ACATE – Il presunto infarto, la corsa in guardia medica e la morte in attesa di un’ambulanza. Questo, in breve, è quello che è successo a Vito D’Amanti, 48 anni, maresciallo dell’aeronautica militare, ennesima vittima di un presunto caso di malasanità.
In guardia medica ad Acate, in provincia di Ragusa, l’uomo era arrivato dopo aver accusato i sintomi tipici dell’infarto, la diagnosi era stata subito chiara. Ma l’ambulanza deve arrivare da Comiso: un’attesa troppo lunga.
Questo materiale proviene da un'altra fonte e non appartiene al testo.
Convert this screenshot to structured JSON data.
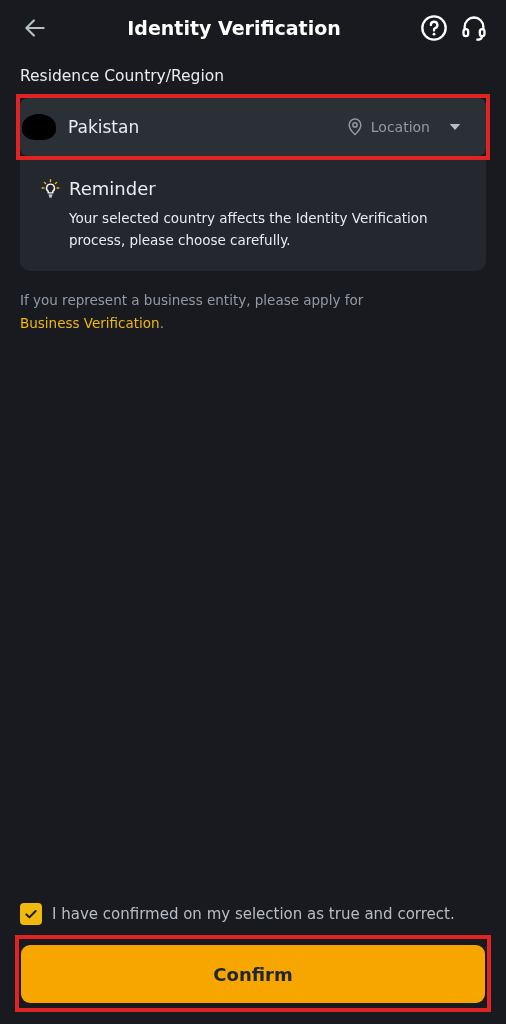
{
  "header": {
    "title": "Identity Verification"
  },
  "country_field": {
    "label": "Residence Country/Region",
    "value": "Pakistan",
    "redacted": true,
    "location_label": "Location",
    "highlighted": true
  },
  "reminder": {
    "title": "Reminder",
    "text": "Your selected country affects the Identity Verification process, please choose carefully."
  },
  "business_note": {
    "text": "If you represent a business entity, please apply for",
    "link": "Business Verification",
    "after": "."
  },
  "consent": {
    "text": "I have confirmed on my selection as true and correct.",
    "checked": true
  },
  "confirm_button": {
    "label": "Confirm",
    "highlighted": true
  }
}
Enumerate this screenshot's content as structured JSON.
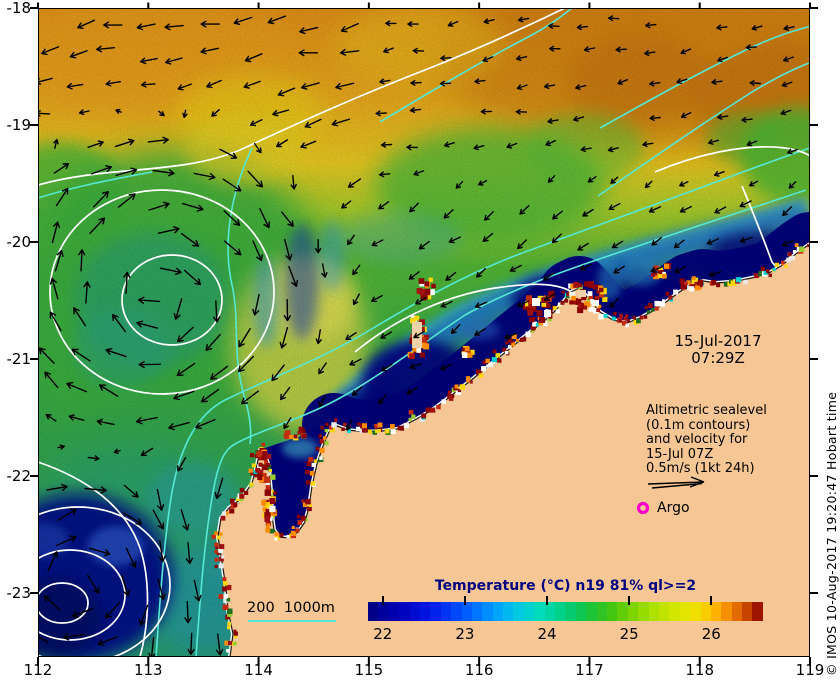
{
  "figure": {
    "date_label": "15-Jul-2017",
    "time_label": "07:29Z",
    "annotation_lines": [
      "Altimetric sealevel",
      "(0.1m contours)",
      "and velocity for",
      "15-Jul 07Z",
      "0.5m/s (1kt 24h)"
    ],
    "argo_label": "Argo",
    "bathy_legend_label": "200  1000m",
    "credit": "© IMOS 10-Aug-2017 19:20:47 Hobart time"
  },
  "axes": {
    "lon_ticks": [
      "112",
      "113",
      "114",
      "115",
      "116",
      "117",
      "118",
      "119"
    ],
    "lat_ticks": [
      "-18",
      "-19",
      "-20",
      "-21",
      "-22",
      "-23"
    ]
  },
  "colorbar": {
    "title": "Temperature (°C) n19 81% ql>=2",
    "tick_labels": [
      "22",
      "23",
      "24",
      "25",
      "26"
    ],
    "tick_values": [
      22,
      23,
      24,
      25,
      26
    ],
    "range": [
      21.82,
      26.63
    ],
    "gradient": [
      [
        0.0,
        "#000080"
      ],
      [
        0.08,
        "#0000B8"
      ],
      [
        0.16,
        "#0018E8"
      ],
      [
        0.24,
        "#0055FF"
      ],
      [
        0.31,
        "#0095FF"
      ],
      [
        0.37,
        "#00C4E8"
      ],
      [
        0.43,
        "#00DCC0"
      ],
      [
        0.49,
        "#00D088"
      ],
      [
        0.55,
        "#10C445"
      ],
      [
        0.61,
        "#3CC414"
      ],
      [
        0.67,
        "#7CD400"
      ],
      [
        0.73,
        "#B2E200"
      ],
      [
        0.79,
        "#DCE800"
      ],
      [
        0.84,
        "#F4DC00"
      ],
      [
        0.88,
        "#FFB400"
      ],
      [
        0.92,
        "#F08000"
      ],
      [
        0.96,
        "#C84400"
      ],
      [
        1.0,
        "#8B0000"
      ]
    ]
  },
  "map_info": {
    "lon_range": [
      112,
      119
    ],
    "lat_range": [
      -23.55,
      -18
    ]
  },
  "colors": {
    "land": "#F6C795",
    "coastal_cold_water": "#000080",
    "contour_sealevel": "#FFFFFF",
    "contour_bathymetry": "#55E8D4",
    "argo_marker": "#FF00CC",
    "arrow": "#000000",
    "colorbar_title": "#000080"
  }
}
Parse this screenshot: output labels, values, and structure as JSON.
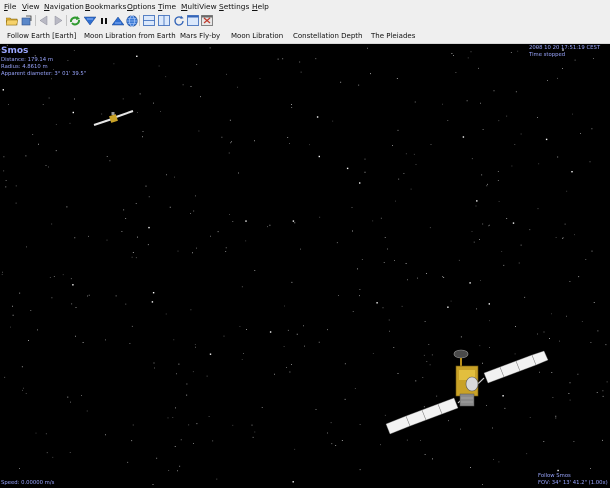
{
  "menu": [
    {
      "key": "file",
      "underline": "F",
      "rest": "ile"
    },
    {
      "key": "view",
      "underline": "V",
      "rest": "iew"
    },
    {
      "key": "navigation",
      "underline": "N",
      "rest": "avigation"
    },
    {
      "key": "bookmarks",
      "underline": "B",
      "rest": "ookmarks"
    },
    {
      "key": "options",
      "underline": "O",
      "rest": "ptions"
    },
    {
      "key": "time",
      "underline": "T",
      "rest": "ime"
    },
    {
      "key": "multiview",
      "underline": "M",
      "rest": "ultiView"
    },
    {
      "key": "settings",
      "underline": "S",
      "rest": "ettings"
    },
    {
      "key": "help",
      "underline": "H",
      "rest": "elp"
    }
  ],
  "toolbar_icons": [
    "open-folder-icon",
    "capture-icon",
    "back-arrow-icon",
    "forward-arrow-icon",
    "reverse-time-icon",
    "slower-icon",
    "pause-icon",
    "faster-icon",
    "globe-icon",
    "split-horizontal-icon",
    "split-vertical-icon",
    "cycle-view-icon",
    "single-view-icon",
    "exit-icon"
  ],
  "bookmarks": [
    "Follow Earth [Earth]",
    "Moon Libration from Earth",
    "Mars Fly-by",
    "Moon Libration",
    "Constellation Depth",
    "The Pleiades"
  ],
  "hud": {
    "object_name": "Smos",
    "distance": "Distance: 179.14 m",
    "radius": "Radius: 4.8610 m",
    "apparent_diameter": "Apparent diameter: 3° 01' 39.5\"",
    "datetime": "2008 10 20 17:51:19 CEST",
    "time_status": "Time stopped",
    "speed": "Speed: 0.00000 m/s",
    "follow": "Follow Smos",
    "fov": "FOV: 34° 13' 41.2\" (1.00x)"
  },
  "colors": {
    "hud_text": "#9aa6ff",
    "space": "#000000",
    "solar_panel": "#f2f2f2",
    "satellite_body": "#c9a227"
  }
}
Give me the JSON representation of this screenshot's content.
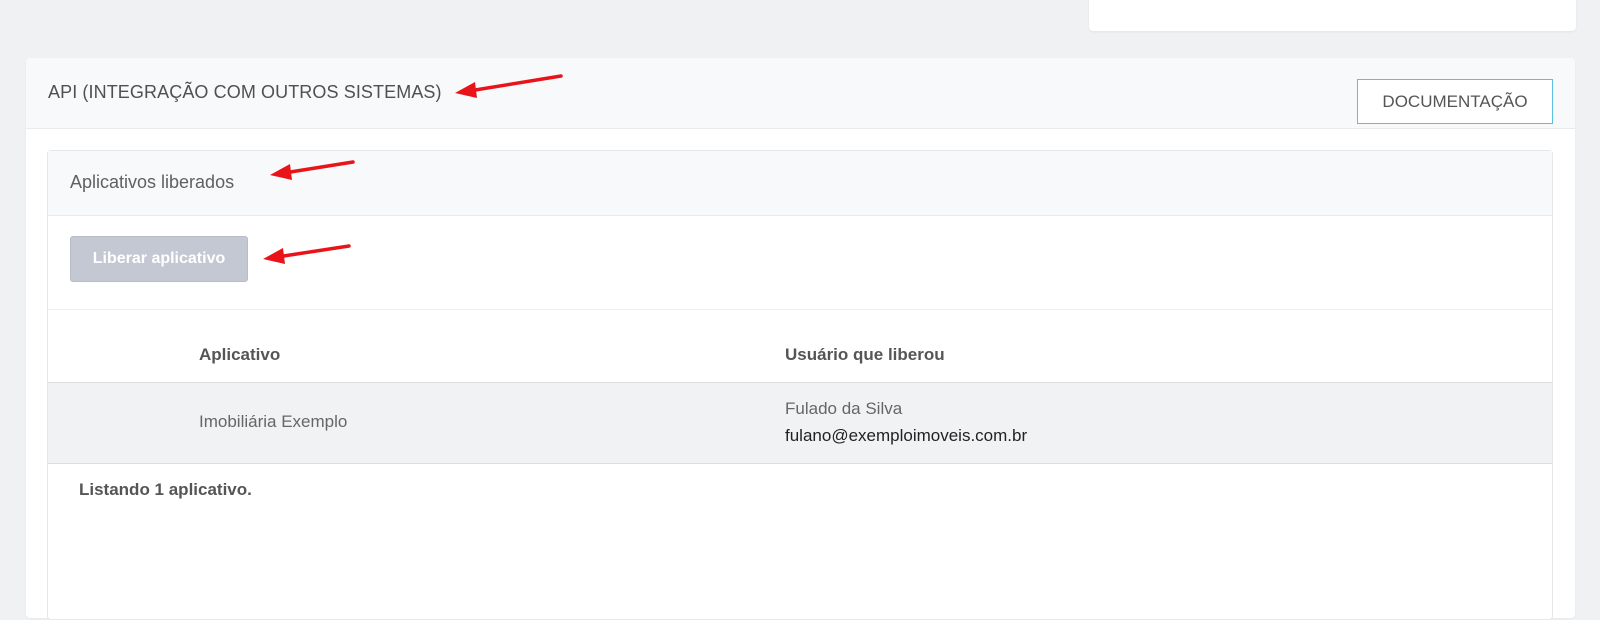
{
  "api_section": {
    "title": "API (INTEGRAÇÃO COM OUTROS SISTEMAS)",
    "documentation_button": "DOCUMENTAÇÃO"
  },
  "apps_panel": {
    "title": "Aplicativos liberados",
    "release_button": "Liberar aplicativo"
  },
  "table": {
    "columns": [
      "Aplicativo",
      "Usuário que liberou"
    ],
    "rows": [
      {
        "app": "Imobiliária Exemplo",
        "user_name": "Fulado da Silva",
        "user_email": "fulano@exemploimoveis.com.br"
      }
    ],
    "footer": "Listando 1 aplicativo."
  },
  "annotations": {
    "arrow_color": "#e8141a",
    "arrow_icon": "red-arrow-icon"
  },
  "colors": {
    "page_background": "#f0f1f3",
    "documentation_border": "#5bc0de",
    "release_button_bg": "#c4c8d3",
    "row_highlight": "#f1f2f4"
  }
}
Nella struttura sanitaria, inoltre, era presente un defibrillatore vecchio e obsoleto, con il quale non è stato possibile aiutare la vittima durante l’attesa. Poco prima di arrivare in guardia medica, Vito, come spesso faceva, aveva disputato una partita di calcetto con gli amici.
Quando l’ambulanza è arrivata, l’uomo era già morto. I funerali verranno celebrati domani alle 15,30 nella chiesa dei testimoni di Geova.
In molti sui social hanno mostrato la vicinanza alla famiglia di Vito, provando disgusto per quanto accaduto: un ritardo inatteso, costato la vita a un uomo.